SILVANA MARCIA PERIN diz ter visto uma caminhonete a cerrar uma das entradas da cidade, mas também apenas soubera por relatos de pessoas que teriam sido impedidas de votar.

JAIRO APARECIDO MASCIA, ex-prefeito de Analândia, relata que o Município, por meio de empresa terceirizada, instalou as barreiras sanitárias com a intenção de evitar a disseminação da pandemia.

A testemunha Pedro Cardoso Rafael, arrolada pelos representantes, narrou que, por volta das 7h30 (sete horas e trinta minutos), passou pela barreira sanitária instalada na entrada principal da cidade, mesmo se recusando a ter sua temperatura medida. Pedro Cardoso Rafael ainda negou que tenha presenciado qualquer pessoa sendo barrada (IDs 63074151 a 63074351).

Osvaldo Martins Filho, testemunha arrolada pelos representantes, afirma que, ao dirigir-se ao seu local de votação, parou no posto de gasolina perto da barreira na entrada da cidade e avistou uma multidão. Interessou-se por uma pessoa filmando com o celular e que afirmava ter visto pessoas sendo barradas.

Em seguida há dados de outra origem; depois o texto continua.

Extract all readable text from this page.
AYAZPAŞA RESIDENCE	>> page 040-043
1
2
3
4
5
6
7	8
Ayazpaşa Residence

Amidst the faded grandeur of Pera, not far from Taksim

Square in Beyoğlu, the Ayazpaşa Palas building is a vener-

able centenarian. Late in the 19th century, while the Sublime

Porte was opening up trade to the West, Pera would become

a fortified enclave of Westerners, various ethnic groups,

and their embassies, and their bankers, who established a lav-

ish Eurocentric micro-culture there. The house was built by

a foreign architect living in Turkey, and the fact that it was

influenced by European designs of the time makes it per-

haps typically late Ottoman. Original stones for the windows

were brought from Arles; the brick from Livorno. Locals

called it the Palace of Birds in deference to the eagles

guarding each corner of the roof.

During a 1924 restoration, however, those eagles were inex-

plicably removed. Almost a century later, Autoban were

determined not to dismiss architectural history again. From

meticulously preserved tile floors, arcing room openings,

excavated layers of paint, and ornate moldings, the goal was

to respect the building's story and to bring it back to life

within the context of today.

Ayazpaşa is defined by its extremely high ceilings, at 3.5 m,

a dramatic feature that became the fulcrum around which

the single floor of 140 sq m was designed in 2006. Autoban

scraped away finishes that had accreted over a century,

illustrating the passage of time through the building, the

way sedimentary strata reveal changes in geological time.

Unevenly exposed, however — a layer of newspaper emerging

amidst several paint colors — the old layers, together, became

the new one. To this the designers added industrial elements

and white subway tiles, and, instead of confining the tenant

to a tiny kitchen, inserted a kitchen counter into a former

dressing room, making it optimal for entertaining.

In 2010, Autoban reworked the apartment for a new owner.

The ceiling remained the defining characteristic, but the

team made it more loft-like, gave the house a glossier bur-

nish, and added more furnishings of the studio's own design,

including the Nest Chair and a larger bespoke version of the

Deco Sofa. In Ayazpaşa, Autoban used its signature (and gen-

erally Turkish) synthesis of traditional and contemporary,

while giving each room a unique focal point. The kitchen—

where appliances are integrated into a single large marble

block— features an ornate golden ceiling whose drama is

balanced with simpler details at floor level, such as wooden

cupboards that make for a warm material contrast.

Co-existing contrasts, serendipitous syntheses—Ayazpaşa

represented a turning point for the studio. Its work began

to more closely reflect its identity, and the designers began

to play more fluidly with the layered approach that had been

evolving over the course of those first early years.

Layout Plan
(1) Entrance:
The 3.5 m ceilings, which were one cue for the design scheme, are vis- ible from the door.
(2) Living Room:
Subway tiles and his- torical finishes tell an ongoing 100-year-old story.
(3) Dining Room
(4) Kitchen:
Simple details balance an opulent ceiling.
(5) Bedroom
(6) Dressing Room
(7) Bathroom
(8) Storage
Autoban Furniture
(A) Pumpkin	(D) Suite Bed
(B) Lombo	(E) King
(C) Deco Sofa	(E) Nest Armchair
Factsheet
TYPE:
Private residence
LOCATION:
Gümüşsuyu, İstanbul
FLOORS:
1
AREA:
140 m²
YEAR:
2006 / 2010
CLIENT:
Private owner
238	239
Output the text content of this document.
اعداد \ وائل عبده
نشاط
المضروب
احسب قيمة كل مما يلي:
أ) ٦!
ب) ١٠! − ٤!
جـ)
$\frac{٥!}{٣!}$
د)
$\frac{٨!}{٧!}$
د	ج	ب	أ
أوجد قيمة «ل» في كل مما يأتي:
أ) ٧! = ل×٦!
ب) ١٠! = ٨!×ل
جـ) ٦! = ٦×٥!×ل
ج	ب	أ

Posteriormente, Osvaldo relata ter presenciado apenas um carro retornando diante da barreira, mas não soubera o motivo para tal conduta (IDs 63074351 a 63074901).

As testemunhas Fernando Castilho (IDs 63075751 a 63075851), Julia Rafaela dos Santos Barros (IDs 63076301 a 63076401), Jorge Luiz Braz (IDs 63075901 a 63076201), Sebastião Garcia (IDs 63076451 a 63076601), André Fernando Pulcini (IDs 63076601 a 63076801) e José Pereira de Lima (IDs 63076851 a 63077001), todas arroladas pelos requeridos e residentes na zona rural de Analândia, narraram ter passado por barreiras sanitárias no dia da eleição, não necessariamente na entrada principal da cidade, tendo sido submetidas apenas a medição de temperatura, sem que tenham passado por qualquer constrangimento.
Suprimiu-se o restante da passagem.